渡されたのは、ウィルキンソンのジャンジャーエール。
レヴィが取ってあおっているのは――
「ずるいぞ、レヴィ! 自分ばっかり!」
茶色い壜の表面に汗をかいた、チャーンビール。
「あ? 何がずるいんだよ」
二匹の象が可愛らしく向かい合ったラベルの壜を唇から離して、
レヴィはちらりとこちらに目を向けた。
「運転手はおとなしくソフトドリンクでも飲んでろ。飲酒運転はいけねェな」
そう言って、これ見よがしにまた美味そうにビールを飲む。
ロックはため息をついて、緑色の壜に口をつけた。
ぴりっと辛い炭酸とジンジャーの味が、乾いた喉に心地よかった。
しかし――
「オニオンリングとホットドックだったら、どう考えてもビールだろ……」
お世辞にも上手に揚がっているとはいえないオニオンリングをもそもそと噛みながら、
ロックは恨めしげにレヴィを見た。

同じようにオニオンリングに手を伸ばしていたレヴィは、
しょうがねえな、といったように肩をすくめると、壜を寄越してきた。
「一口だけだぞ」
「どうも」
受け取って、ロックは冷えたビールを流し込んだ。
さっぱりとした炭酸が喉の奥ではじけて、食道の中をすべり落ちていった。
「あっ、ちょっ、ロック、どんだけデカい一口だよ! 飲み過ぎだぞ、コラ!」
レヴィが取り返そうと身を乗り出してくる。
「残念でした。日本人はビールを見ればイッキするように出来てるんだ」
「ふざけんな、バカ!」
「日本人の習性を見誤ったレヴィが悪い」
残り少なくなった壜を笑って返すと、レヴィは乱暴にひったくっていった。
「怒るなよ、レヴィ。
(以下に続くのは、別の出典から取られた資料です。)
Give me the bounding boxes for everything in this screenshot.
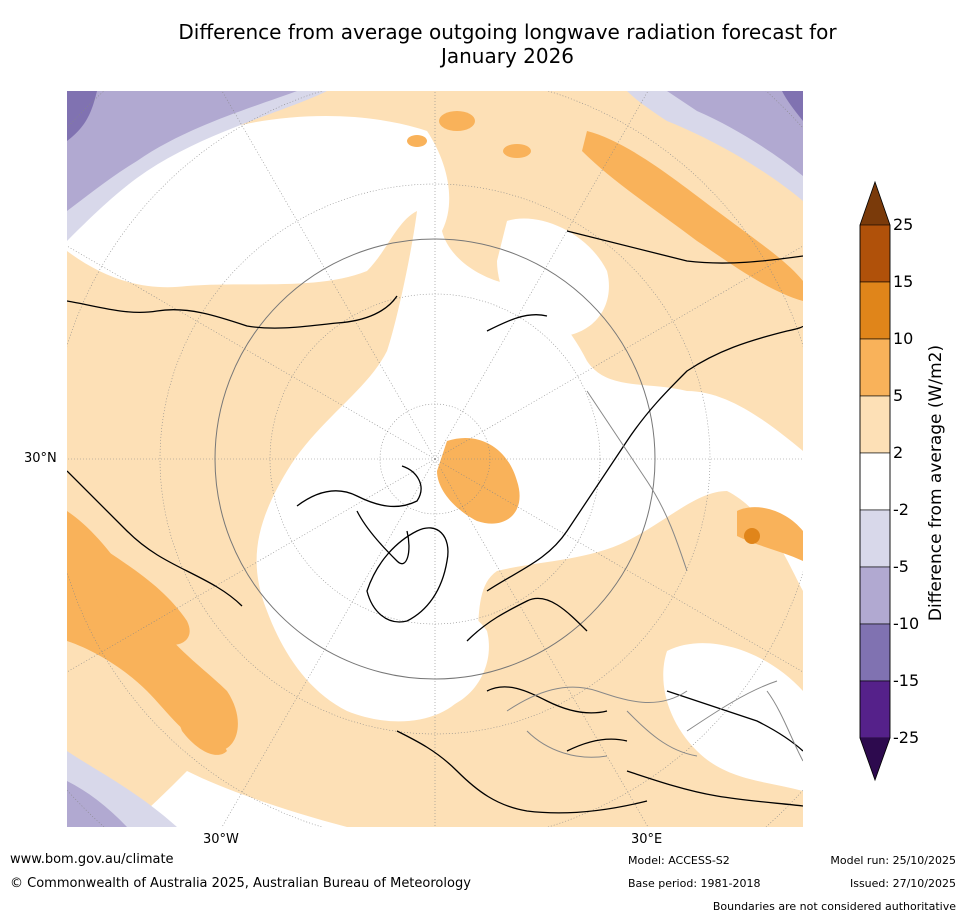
polar-map	[67, 91, 803, 827]
graticule	[67, 91, 803, 827]
colorbar-tick-label: 5	[893, 386, 904, 405]
footer-url: www.bom.gov.au/climate	[10, 852, 174, 867]
title-line-2: January 2026	[440, 44, 575, 68]
anomaly-near-average-region	[663, 643, 803, 791]
anomaly-5-10-region	[167, 691, 227, 755]
colorbar-outline	[859, 180, 891, 782]
footer-copyright: © Commonwealth of Australia 2025, Austra…	[10, 876, 471, 891]
lon-label-30e: 30°E	[631, 832, 663, 847]
anomaly-5-10-region	[107, 551, 190, 645]
anomaly-5-10-region	[439, 111, 475, 131]
colorbar	[859, 180, 891, 782]
anomaly-10-15-region	[744, 528, 760, 544]
arctic-circle	[214, 238, 656, 680]
colorbar-segment	[859, 680, 891, 739]
colorbar-tick-label: -5	[893, 557, 909, 576]
lon-label-30w: 30°W	[203, 832, 239, 847]
colorbar-segment	[859, 281, 891, 340]
colorbar-title: Difference from average (W/m2)	[926, 344, 946, 622]
colorbar-extend-bottom	[860, 738, 890, 780]
coastlines	[67, 230, 803, 814]
colorbar-segment	[859, 224, 891, 283]
footer-model-run: Model run: 25/10/2025	[830, 854, 956, 867]
colorbar-tick-label: 2	[893, 443, 904, 462]
lat-label-30n: 30°N	[24, 451, 57, 466]
anomaly-near-average-region	[127, 771, 347, 827]
colorbar-segment	[859, 395, 891, 454]
colorbar-tick-label: -10	[893, 614, 920, 633]
colorbar-tick-label: -2	[893, 500, 909, 519]
anomaly-minus-5-minus-10-region	[667, 91, 803, 176]
anomaly-minus-10-minus-15-region	[782, 91, 803, 121]
colorbar-tick-label: 25	[893, 215, 914, 234]
anomaly-5-10-region	[503, 144, 531, 158]
anomaly-5-10-region	[737, 507, 803, 561]
colorbar-tick-label: 10	[893, 329, 914, 348]
chart-title: Difference from average outgoing longwav…	[60, 20, 955, 68]
anomaly-minus-10-minus-15-region	[67, 91, 97, 141]
anomaly-near-average-region	[497, 218, 609, 337]
colorbar-tick-label: -25	[893, 728, 920, 747]
anomaly-5-10-region	[582, 131, 803, 301]
footer-issued: Issued: 27/10/2025	[849, 877, 956, 890]
colorbar-segment	[859, 623, 891, 682]
country-borders	[506, 390, 803, 762]
anomaly-near-average-region	[384, 600, 489, 711]
colorbar-tick-label: 15	[893, 272, 914, 291]
colorbar-segment	[859, 452, 891, 511]
anomaly-5-10-region	[437, 437, 520, 524]
anomaly-minus-5-minus-10-region	[67, 91, 297, 211]
anomaly-near-average-region	[67, 116, 803, 722]
footer-disclaimer: Boundaries are not considered authoritat…	[712, 900, 956, 913]
anomaly-minus-5-minus-10-region	[67, 781, 127, 827]
title-line-1: Difference from average outgoing longwav…	[178, 20, 837, 44]
colorbar-segment	[859, 566, 891, 625]
colorbar-tick-label: -15	[893, 671, 920, 690]
colorbar-segment	[859, 509, 891, 568]
footer-base-period: Base period: 1981-2018	[628, 877, 761, 890]
colorbar-extend-top	[860, 182, 890, 225]
colorbar-segment	[859, 338, 891, 397]
anomaly-5-10-region	[407, 135, 427, 147]
footer-model: Model: ACCESS-S2	[628, 854, 730, 867]
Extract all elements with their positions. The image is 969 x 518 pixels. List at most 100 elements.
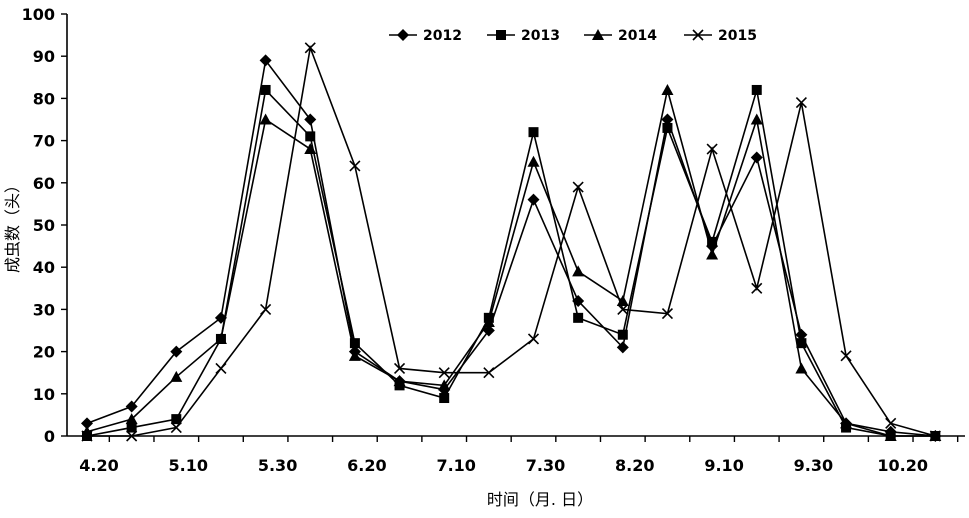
y-tick-label: 10 xyxy=(33,385,55,404)
data-point-2015 xyxy=(483,367,495,379)
data-point-2014 xyxy=(214,332,227,344)
series-line-2013 xyxy=(86,88,936,437)
y-tick-label: 90 xyxy=(33,47,55,66)
data-point-2013 xyxy=(260,84,271,95)
data-point-2015 xyxy=(661,308,674,320)
legend: 2012 2013 2014 2015 xyxy=(389,28,757,44)
data-point-2015 xyxy=(706,143,718,155)
data-point-2014 xyxy=(259,113,272,125)
y-tick-label: 20 xyxy=(33,343,55,362)
data-point-2012 xyxy=(750,151,763,164)
legend-item-2015: 2015 xyxy=(684,28,757,44)
data-point-2014 xyxy=(482,316,495,328)
data-point-2013 xyxy=(751,84,762,95)
series-layer xyxy=(81,42,942,442)
data-point-2013 xyxy=(439,393,450,404)
data-point-2015 xyxy=(572,181,584,193)
data-point-2014 xyxy=(706,248,719,260)
series-2014 xyxy=(81,83,942,441)
data-point-2013 xyxy=(573,312,584,323)
y-axis-title: 成虫数（头） xyxy=(3,177,22,273)
legend-marker-2014 xyxy=(592,29,604,40)
data-point-2012 xyxy=(616,341,629,354)
data-point-2015 xyxy=(795,97,807,109)
data-point-2015 xyxy=(527,333,540,345)
series-2015 xyxy=(81,42,941,442)
data-point-2014 xyxy=(348,349,361,361)
data-point-2015 xyxy=(81,430,93,442)
data-point-2013 xyxy=(662,122,673,133)
data-point-2014 xyxy=(393,375,406,387)
data-point-2012 xyxy=(81,417,93,430)
x-tick-label: 6.20 xyxy=(347,456,386,475)
legend-label: 2015 xyxy=(718,28,757,44)
legend-label: 2012 xyxy=(423,28,462,44)
data-point-2014 xyxy=(884,430,897,441)
data-point-2013 xyxy=(305,131,316,142)
data-point-2015 xyxy=(885,417,897,429)
data-point-2013 xyxy=(796,338,807,349)
data-point-2014 xyxy=(572,265,585,277)
legend-item-2012: 2012 xyxy=(389,28,462,44)
x-tick-label: 5.10 xyxy=(169,456,208,475)
legend-marker-2013 xyxy=(496,30,506,40)
data-point-2015 xyxy=(260,303,272,315)
data-point-2013 xyxy=(707,236,718,247)
data-point-2015 xyxy=(840,350,852,362)
data-point-2014 xyxy=(661,83,674,95)
series-line-2015 xyxy=(87,44,936,437)
legend-label: 2014 xyxy=(618,28,657,44)
data-point-2014 xyxy=(750,113,763,125)
data-point-2013 xyxy=(617,329,628,340)
x-tick-label: 8.20 xyxy=(615,456,654,475)
data-point-2015 xyxy=(304,42,316,54)
series-line-2012 xyxy=(86,58,936,437)
x-tick-label: 9.10 xyxy=(704,456,743,475)
data-point-2014 xyxy=(840,417,853,429)
x-axis-title: 时间（月. 日） xyxy=(487,490,593,509)
data-point-2014 xyxy=(304,143,317,155)
legend-label: 2013 xyxy=(521,28,560,44)
data-point-2015 xyxy=(751,282,763,294)
y-ticks: 0 10 20 30 40 50 60 70 80 90 100 xyxy=(22,5,67,446)
data-point-2015 xyxy=(349,160,361,172)
data-point-2012 xyxy=(259,54,272,67)
data-point-2013 xyxy=(126,422,137,433)
data-point-2012 xyxy=(170,345,183,358)
data-point-2014 xyxy=(125,413,138,425)
y-tick-label: 100 xyxy=(22,5,55,24)
data-point-2014 xyxy=(795,362,808,374)
data-point-2014 xyxy=(527,155,540,167)
y-tick-label: 50 xyxy=(33,216,55,235)
data-point-2015 xyxy=(393,362,406,375)
data-point-2012 xyxy=(661,113,674,126)
x-tick-label: 7.30 xyxy=(526,456,565,475)
data-point-2015 xyxy=(170,421,182,434)
data-point-2015 xyxy=(438,367,450,379)
legend-marker-2012 xyxy=(397,29,409,41)
data-point-2015 xyxy=(215,362,227,375)
data-point-2014 xyxy=(438,379,451,391)
data-point-2015 xyxy=(126,430,138,442)
legend-item-2014: 2014 xyxy=(584,28,657,44)
x-tick-label: 7.10 xyxy=(436,456,475,475)
y-tick-label: 80 xyxy=(33,89,55,108)
x-tick-label: 5.30 xyxy=(258,456,297,475)
data-point-2015 xyxy=(617,303,629,315)
data-point-2013 xyxy=(528,127,539,138)
x-ticks: 4.20 5.10 5.30 6.20 7.10 7.30 8.20 9.10 9.30 10.2… xyxy=(79,436,959,475)
x-tick-label: 4.20 xyxy=(79,456,118,475)
y-tick-label: 40 xyxy=(33,258,55,277)
legend-item-2013: 2013 xyxy=(487,28,560,44)
data-point-2012 xyxy=(304,113,317,126)
data-point-2013 xyxy=(171,414,182,425)
y-tick-label: 0 xyxy=(44,427,55,446)
legend-marker-2015 xyxy=(692,29,704,41)
data-point-2012 xyxy=(795,328,808,341)
data-point-2013 xyxy=(349,338,360,349)
y-tick-label: 30 xyxy=(33,300,55,319)
data-point-2014 xyxy=(170,370,183,382)
data-point-2012 xyxy=(125,400,138,413)
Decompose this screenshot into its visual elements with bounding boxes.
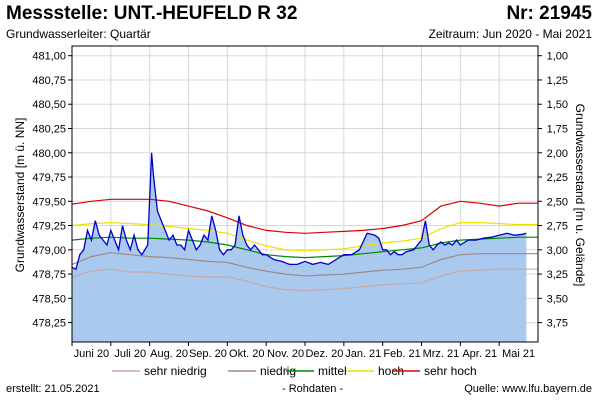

もう一本買ってくるから」

新しいビールを買って戻ると、レヴィの機嫌は簡単に直った。
そもそもこんな程度のものは機嫌が悪いうちに入らないが、
どうせ食事をするなら少しでも楽しい方がいい。
あまり質のよろしくない油で揚げられたオニオンリングも、
冷凍らしきソーセージを頼りないパンに挟んで、
鮮やかすぎる赤いケチャップと黄色いマスタードをうにうにとかけたホットドックも、
ふたりで楽しく食べればそれだけでご馳走だ。


72 :ロック×レヴィ 観覧車  ◆JU6DOSMJRE :2010/02/27(土) 21:09:47 ID:UpQ1x7yE

沈みかけた太陽が世界をオレンジ色に染めあげる中、少し早い夕食を済ませてしまうと、
刻々と暗くなってゆく園内を、ゆっくりと駐車場の方へ歩いた。
母親と手を繋いだ子供が、ちらほらと出口へ向かっていく姿も見える。
乗り手のいない遊具には、ところどころ欠けた電飾が光り出した。
「何か他にも乗ってく……?」
ついでだから、と思ってかけた声は、レヴィの耳には入っていないようだった。

彼女の目線は、一点に固定されていた。
向けられているのは、客もいないのに煌々と明かりをふりまいているスタンド。
目にいたい程の光の中でレヴィの視線を浴びているのは、
細い棒に刺さった、透明の飴をかけられてきらきらと赤く光っている丸いもの。
――りんご飴。
女性の拳よりも一回り小さい赤い球は、日本の夜店で見たりんご飴によく似ていた。
「ちょっと待ってて」
ロックは、先ほどしたばかりの反省も忘れて、
『キャンディ・アップル』と称して売られているものを一本、買った。
「あげる」
レヴィに差し出すと、彼女は躊躇した末、おそるおそる受け取った。
「……もう腹いっぱいだぞ」
「無理に全部食べることないさ。こういうのは気分だろ?」
レヴィは手に持ったキャンディ・アップルを見下ろしながら、口の中でぼそぼそと言う。
「――ガキじゃあるまいし……」
「大人になったからこそ、ちょっとぐらい贅沢したっていいじゃないか。持ってるだけで可愛いし」

唇を尖らせたレヴィは、つややかな透明の膜をまとった赤い球に、歯を立てた。
かりっ、と小気味よい音をさせて囓りとる。
「……美味い?」
聞くと、レヴィはしゃくしゃくという果汁のみずみずしい音を立てて咀嚼しながら、
無言でこちらにキャンディ・アップルを差し出してきた。
ロックも一口囓ってみると、水飴の甘さとすっきりしたりんごの爽やかさが口の中で混ざり、
意外と食べやすかった。
「結構、イケるな」
「……そうだな」
車のところへ戻る間、レヴィはキャンディ・アップルを指の中でくるくる回して、
それに視線を落としていた。
そこここに設置されたライトを反射して、つやつやした球面は小さな光を何度もちらつかせた。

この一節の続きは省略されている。